每读《聊斋志异》白话文《婴宁》掩卷,耳畔似有清泉般笑声萦绕,婴宁在山野间毫无拘束的笑,如初绽的野花,毫无矫饰,毫无伪态,散发着生命初始的动人本真,这种笑,并非轻浮,而是灵魂深处自由与喜悦的自然流露,然而这笑声最终消逝于人间礼教之中,婴宁的笑声由奔涌而枯竭的过程,非仅一个浪漫鬼狐故事的简单结束,其背后深藏的是教育对天性本真那无声的绞杀。

婴宁的笑声,当教育成为枷锁

婴宁的笑声,实为一种浑然天成的教育哲学,她如卢梭《爱弥儿》所描绘的“自然人”,其笑声源于心性,不染尘俗,小说描绘婴宁“笑容可掬,笑声朗朗如风铃”,她的天真烂漫,不啻为对人性本然状态的一种诗意呈现,蒲松龄借鬼狐之形,实则描画了一幅生命原初的纯净图景——婴宁的笑,便是生命本身未遭污染时最真诚的歌唱。

这笑声背后,蕴藏着超越世俗的巨大力量,在“存天理,灭人欲”的理学桎梏之下,婴宁的笑声如一道闪电,刺穿礼教那沉重窒息的帷幕,她毫不避讳地爬上树顶,“见生来,狂笑欲堕”,其无拘无束正是对“非礼勿动”古训最天然的抵抗,这笑声,是野花对石缝的突破,是溪水对堤岸的漫溢,它无声地宣告着未被规训的生命本该拥有的尊严与权利。

然而婴宁嫁入王家后,笑声竟戛然而止,蒲松龄以“竟不复笑”四字,道尽一个惊心动魄的悲剧,这悲剧远非表面上的“恶作剧”所致,其根源在于整个社会伦理结构对异质存在的无情规训与收编,婴宁的笑声,在世俗眼中成了“不合时宜”、“不知礼数”的异端,最终被“新妇”这一身份所要求的娴静、端庄彻底湮没,那曾经无羁的笑声,终被“妇德”的森严壁垒层层围困,直至窒息,她的“不复笑”,恰如鲁迅所言的“无声的中国”里,又添一具被礼教扼杀的灵魂标本。

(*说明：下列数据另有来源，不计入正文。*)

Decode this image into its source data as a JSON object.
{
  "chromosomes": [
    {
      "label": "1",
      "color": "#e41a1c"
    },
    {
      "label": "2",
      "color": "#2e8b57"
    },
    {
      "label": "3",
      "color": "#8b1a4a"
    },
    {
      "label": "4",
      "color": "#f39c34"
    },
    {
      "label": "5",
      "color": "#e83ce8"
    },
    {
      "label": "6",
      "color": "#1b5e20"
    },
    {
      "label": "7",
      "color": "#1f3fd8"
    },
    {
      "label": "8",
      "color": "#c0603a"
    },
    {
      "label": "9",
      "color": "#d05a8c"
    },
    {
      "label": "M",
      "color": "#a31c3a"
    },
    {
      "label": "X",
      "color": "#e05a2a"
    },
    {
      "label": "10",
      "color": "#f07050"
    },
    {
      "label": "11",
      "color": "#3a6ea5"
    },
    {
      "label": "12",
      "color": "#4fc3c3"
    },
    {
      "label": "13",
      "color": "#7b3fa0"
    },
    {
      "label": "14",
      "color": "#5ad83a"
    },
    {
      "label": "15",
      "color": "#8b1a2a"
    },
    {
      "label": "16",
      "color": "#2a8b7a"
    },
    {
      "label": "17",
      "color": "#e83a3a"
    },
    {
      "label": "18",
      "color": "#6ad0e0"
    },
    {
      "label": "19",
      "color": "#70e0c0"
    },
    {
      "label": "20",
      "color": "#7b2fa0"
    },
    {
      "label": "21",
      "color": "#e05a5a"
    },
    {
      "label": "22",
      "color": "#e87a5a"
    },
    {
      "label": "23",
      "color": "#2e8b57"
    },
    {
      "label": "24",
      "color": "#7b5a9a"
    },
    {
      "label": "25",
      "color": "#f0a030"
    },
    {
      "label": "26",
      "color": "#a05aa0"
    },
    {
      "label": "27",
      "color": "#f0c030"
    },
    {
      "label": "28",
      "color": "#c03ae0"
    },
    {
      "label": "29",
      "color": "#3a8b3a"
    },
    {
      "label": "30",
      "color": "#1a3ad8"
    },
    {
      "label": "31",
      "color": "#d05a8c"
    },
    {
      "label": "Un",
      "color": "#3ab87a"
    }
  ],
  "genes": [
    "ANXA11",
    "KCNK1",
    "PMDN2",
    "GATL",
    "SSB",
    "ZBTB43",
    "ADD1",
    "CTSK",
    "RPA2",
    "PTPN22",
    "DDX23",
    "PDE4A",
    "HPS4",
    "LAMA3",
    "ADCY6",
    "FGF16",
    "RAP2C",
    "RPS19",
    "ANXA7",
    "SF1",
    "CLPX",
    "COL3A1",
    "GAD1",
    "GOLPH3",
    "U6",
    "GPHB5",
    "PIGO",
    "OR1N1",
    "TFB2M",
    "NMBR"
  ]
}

礼教之于婴宁,其残酷在于它并非粗暴的禁止,而是一种精密的“内化”过程,当婴宁最终“正色”告诫丈夫不可泄露花种秘密,她已成功地将外在规训转化为内在律令,那曾经如山泉般奔涌的天性,已在无形中完成了向“社会人”的彻底蜕变,这一驯化过程,细思极恐,它揭示出教育最大的危险——不是压制,而是让被教育者心甘情愿地认同枷锁,并视其为自身的一部分。

反观当下教育,婴宁的悲剧岂非时时重演?孩子们从幼儿园起便被纳入“纪律”的轨道,天性中那好奇探索的触角,在“不许乱动”、“保持安静”的规训下日渐萎缩,应试教育的流水线,更以标准化模具无情地切削着生命的棱角与独特光芒,多少原本充满灵性的婴宁,在分数的重压下,眼神中的星光悄然熄灭?又有多少自然的笑声,被替换成符合社会期待的、程式化的微笑?我们精心建造的教育殿堂,是否也在不知不觉中成了扼杀“婴宁们”天然笑靥的华丽牢笼?

《聊斋志异》白话文版中婴宁的笑声由奔涌而至枯竭,实为蒲松龄对礼教社会最沉痛的指控,他借花妖之口,诉说着人之为人的根本困境:当教育异化为规训的利器,当“成人”的过程等同于“去自然化”的磨砺,我们失去的,何止是婴宁那动人的笑声?那是生命最本真的光芒在人间伦理中的永久湮灭。

在礼教完成其“完美”规训之后,婴宁的笑声归于死寂,这死寂,如一面铜镜,照见我们今日教育中那些被抑制的笑声、被剪断的翅膀。

教育之最高境界,或许并非塑造标准“成品”,而是守护那如婴宁初时般自由而蓬勃的生命力,当教育变成了修剪生命的剪刀,我们失去的何止是婴宁的笑声?那是灵魂深处对世界最原初的应答,是人类未被规训前对存在最本真的礼赞。